Our first Las Vegas proposal was back in 1981, for the Ponderosa Products particleboard plant. That memory was a painful reminder of the timber jobs lost when Ponderosa’s plant closed. But the timber jobs lost weren’t limited to Las Vegas. When environmental groups decided that they no longer would tolerate the harvesting of our forests, we lost all the timber jobs in New Mexico.

“Save the spotted owl” was the publicity gimmick used to end New Mexico’s timber industry, and all the jobs that went with it.  When I travel through our forests today, and see miles and miles of burnt forest with charred standing trees, I wonder:

“Where is the spotted owl now?”

“Isn’t this worse than harvesting our forests?”

“How many greenhouse gasses are captured when our forests are harvested to build homes, and are burned away in forest fires?”

What of Ponderosa Product’s plant in Las Vegas? All that remains is an empty field with a huge concrete foundation. I helped build sections of Ponderosa Products Plant in Albuquerque’s Saw Mill District. The Saw Mill is now a nice residential neighborhood just north of Old Town. But the jobs that gave the area its name are gone, as are the families that were supported by those jobs.

That’s one of the reasons New Mexico is the only state in the Sunbelt to be losing more residents than it gains.

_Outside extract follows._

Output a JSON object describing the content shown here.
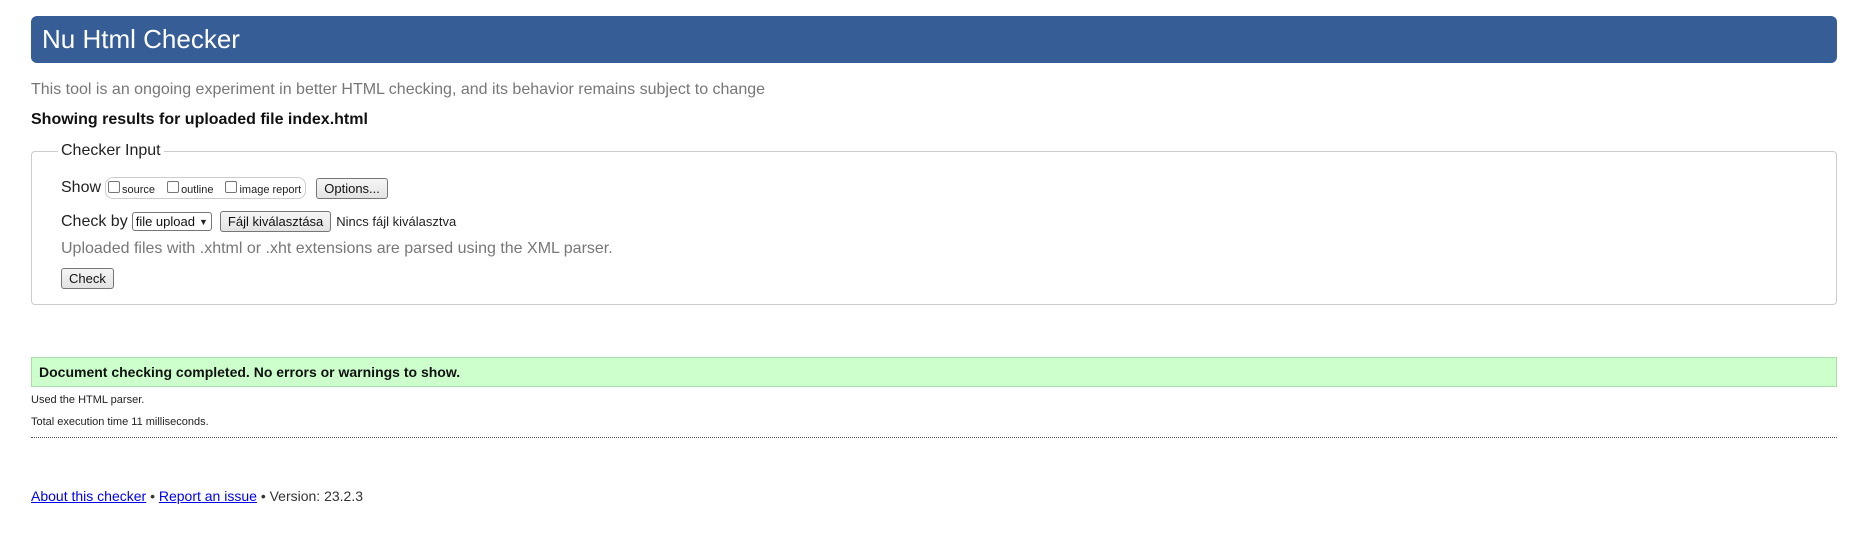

Many of New Mexico’s environmental lawsuits are funded by elite California environmentalists. Why don’t they focus on environmental issues in their own state? They have plenty. We have all seen photographs of the waterfalls and granite cliffs of Yosemite Valley in Yosemite National Park. But we do not see the waterfalls and granite cliffs of Hetch-Hetchy Valley. Why? The citizens of San Francisco dammed the Hetch-Hetchy Valley for cheap water. San Francisco refuses to remove the dam.

Let the elite West Coast environmentalists protest in their own back yard, not ours. New Mexico doesn’t have a Silicon Valley. We need every decent-paying job we can get – including those that rely on responsible use of our extensive federal lands.